Fabricated Myths about War

In front of the White House last Thursday, Pulitzer Prize-winning journalist Chris Hedges and Pentagon Papers whistle-blower Daniel Ellsberg, were among the 131 people arrested while protesting America’s involvement in Iraq, Afghanistan, and Pakistan. Hedges, a veteran war correspondent, recalls what he was thinking just moments before being arrested:

I was transported in that short walk to places I do not like to go. Strange and vivid flashes swept over me—the young soldier in El Salvador who had been shot through the back of the head and was, as I crouched next to him, slowly curling up in a fetal position to die; the mutilated corpses of Kosovar Albanians in the back of a flatbed truck; the screams of a woman, her entrails spilling out of her gaping wounds, on the cobblestones of a Sarajevo street.

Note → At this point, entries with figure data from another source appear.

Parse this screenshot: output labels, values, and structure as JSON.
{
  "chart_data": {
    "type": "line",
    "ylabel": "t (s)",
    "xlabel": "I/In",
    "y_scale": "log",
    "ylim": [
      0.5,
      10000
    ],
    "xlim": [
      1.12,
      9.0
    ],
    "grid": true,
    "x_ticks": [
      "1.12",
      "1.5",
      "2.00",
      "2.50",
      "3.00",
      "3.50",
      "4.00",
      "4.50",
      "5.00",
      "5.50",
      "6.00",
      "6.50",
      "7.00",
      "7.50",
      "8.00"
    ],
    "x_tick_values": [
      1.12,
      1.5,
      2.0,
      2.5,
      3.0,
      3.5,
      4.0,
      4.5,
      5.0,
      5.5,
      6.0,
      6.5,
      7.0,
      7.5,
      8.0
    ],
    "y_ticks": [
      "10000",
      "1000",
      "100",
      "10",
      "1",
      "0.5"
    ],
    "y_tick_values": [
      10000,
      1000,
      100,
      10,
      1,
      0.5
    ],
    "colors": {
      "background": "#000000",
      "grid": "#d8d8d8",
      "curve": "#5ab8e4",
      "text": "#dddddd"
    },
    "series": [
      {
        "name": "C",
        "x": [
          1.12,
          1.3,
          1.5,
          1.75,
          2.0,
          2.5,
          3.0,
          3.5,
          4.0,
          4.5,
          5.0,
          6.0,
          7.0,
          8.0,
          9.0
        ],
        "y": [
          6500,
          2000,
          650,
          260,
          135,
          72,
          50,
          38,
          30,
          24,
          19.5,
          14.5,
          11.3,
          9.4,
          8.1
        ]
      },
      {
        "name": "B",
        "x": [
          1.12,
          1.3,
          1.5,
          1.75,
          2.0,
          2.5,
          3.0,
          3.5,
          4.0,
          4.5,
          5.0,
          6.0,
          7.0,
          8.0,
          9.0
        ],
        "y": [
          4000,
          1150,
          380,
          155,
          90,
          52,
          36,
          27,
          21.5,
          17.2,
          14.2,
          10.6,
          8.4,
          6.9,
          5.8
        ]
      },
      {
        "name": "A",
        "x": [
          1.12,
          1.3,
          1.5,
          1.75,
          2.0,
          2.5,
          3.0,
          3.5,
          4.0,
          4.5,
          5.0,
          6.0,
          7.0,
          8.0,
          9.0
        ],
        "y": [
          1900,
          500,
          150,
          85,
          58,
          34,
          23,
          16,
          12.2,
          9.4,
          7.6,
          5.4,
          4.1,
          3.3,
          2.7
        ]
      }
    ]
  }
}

Americans rarely see the horror and savagery of the wars being fought in their name. The public—right or wrong—could care less about war; and our military and political elites have incentives for withholding the realities of war from the public. I don’t like that symbiosis, but it makes sense.

What I find disturbing is the way in which the military’s values of small-unit cohesion—duty, honor, and camaraderie—have been adopted and are now being propagated by popular culture. In the 20th century, cultural narratives merely glorified war and combat. In the 21st century, cultural narratives are being driven by systems directed by war and combat. This “new isolationism” allows the public to hide from war, while enabling the government to devise new justifications for prolonging them.

In these heady days of the holiday season, while you’re buying your niece or nephew that last stocking stuffer or cavorting with co-workers at the annual Holiday party, keep this striking image in mind:

[W]e would drive into towns in Bosnia and find bodies crucified on the sides of barns or decapitated, burned and mutilated. That is why those slain in combat are treated as trophies by their killers, turned into grotesque pieces of performance art.